笑率88%?エッセイ「サギサギバイトの困り唄」
相変わらず、世間では「振り込め詐欺」なる被害が後を絶たない。今年も上半期だけで被害額が490億円以上に上るとか…。 毎月のお小遣いが、社内でも下から4番目くらいに低い(調べたんかいっ!?)僕には天文学的数字というか、スーパーカミオカンデと言うか、とにかく想像の及ばない領域である。 仲間内でこのテの話題が時々出る事があるが、実際彼等の周りで被害に遭ったと言う人は無く、みんな口々に「なんであんな手口にひっかかるんやろ?」とか「そもそも声で分かるやろ?」とか「あり得ねー」とかおぬかし遊ばす。僕も作り笑顔で「だよねー」等と、同調しているが、その実脳裏には、ハンカチ無くしてはお聞き頂けない、悲しくて情けなくておバカな出来事が蘇ってくるのである。

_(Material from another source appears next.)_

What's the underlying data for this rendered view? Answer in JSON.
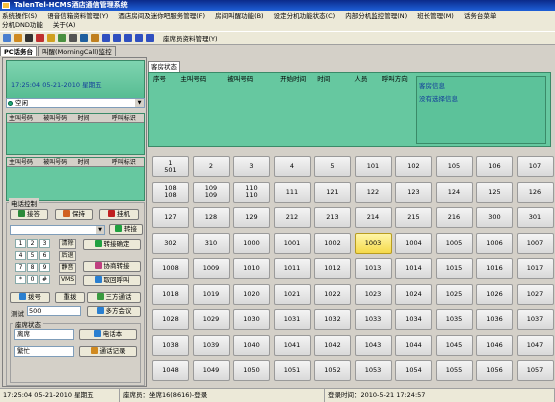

当時高校生だった僕の元に、ある日東京から一通の手紙が届いた。開けて見ると「テレビ番組のモニターになってくれませんか?」みたいな表題で、読み進めるとその東京の会社が指定する番組を観て、意見や感想を書いてくれたら毎月14,000円の報酬を支払う、但しそのモニターになるには会員登録が必要で、その会費が7,000円…と言う内容だった。その頃の僕の一ヶ月の小遣いは3,000円位だったと思うが、とにかく聴きたいレコード(当時はまだレコードなのっ!)や、読みたい本(決していやらしい本ではないっ!)が沢山あって、「ムムム、このバイトなら学校にもバレずに、毎月大金が手に入るではないかっ!」と、生来筋金入りの単細胞の僕は、「本当に大丈夫なの?」と、心配する母親に拝み倒し、お小遣いを前借りして7,000円を作り、指定された口座に振り込んだのである。 翌日から僕は「フフフ、これであのレコードが買えるぜ」とか「ちょっとずつ貯金したら、やがてウォークマンだって買えるのだ!」等と妄想に浸り、弟や妹には「チロルチェコでもポテトチップスでも何でもおごってやるぜ!」と、大風呂敷を広げていた。 数日後、その会社から封筒が届き、内容を確認すると、「あなたにお願いする番組はアニメ“うる星やつら”です」と、書いてあった。僕は「ラッキー!うる星やつらなら、毎週観てる~」と、指定された通りにアンケート用紙を埋め、直ぐに返送した。 ところが10日程経った頃、そのアンケート用紙が送り返されて来て「この記入の仕方には誤りがありますので訂正して下さい」と、書いてあり、僕は言われるまま再度記入しなおして返送した。ところがその後何度やっても相手は、あ~だこ~だとイチャモンを付け、アンケートの採用には至らなかった。 流石に町内屈指のおバカの僕でも「これはオカシイ…」と、気付き(遅いわっ!)慌てて封筒に記載されている電話番号に電話をかけた。しかし大方の予想通り「オカケニナッタデンワバンゴウハゲンザイツカワレテオリマセン…」の案内が繰り返されるだけだった。 元々空っぽの僕の頭の中は真っ白になり、「そし~て~僕は途方に~暮れる~」と、当時大ヒットしていた歌のフレーズが流れ続けていた。 親には怒られ、兄弟には鼻で笑われ、猫には砂をかけられ、しばらくトホホな日々を送っていたある日、母親が新聞のとある記事を指差しながら「これってあんたのひっかかったヤツとちゃう?」と、僕に話しかけて来た。 読むと正にドンピシャの内容で、金額や件数は忘れてしまったが、相当数被害が出ているとの事だった。
とまあ、星の数程ある僕のおバカエピソードの一つだけど、この話しは家内にはしていないし、今後もする勇気は無い。だってもし話したら「ふんっ あんたこそ結婚詐欺師よっ!」と、言われるに決まっているから…。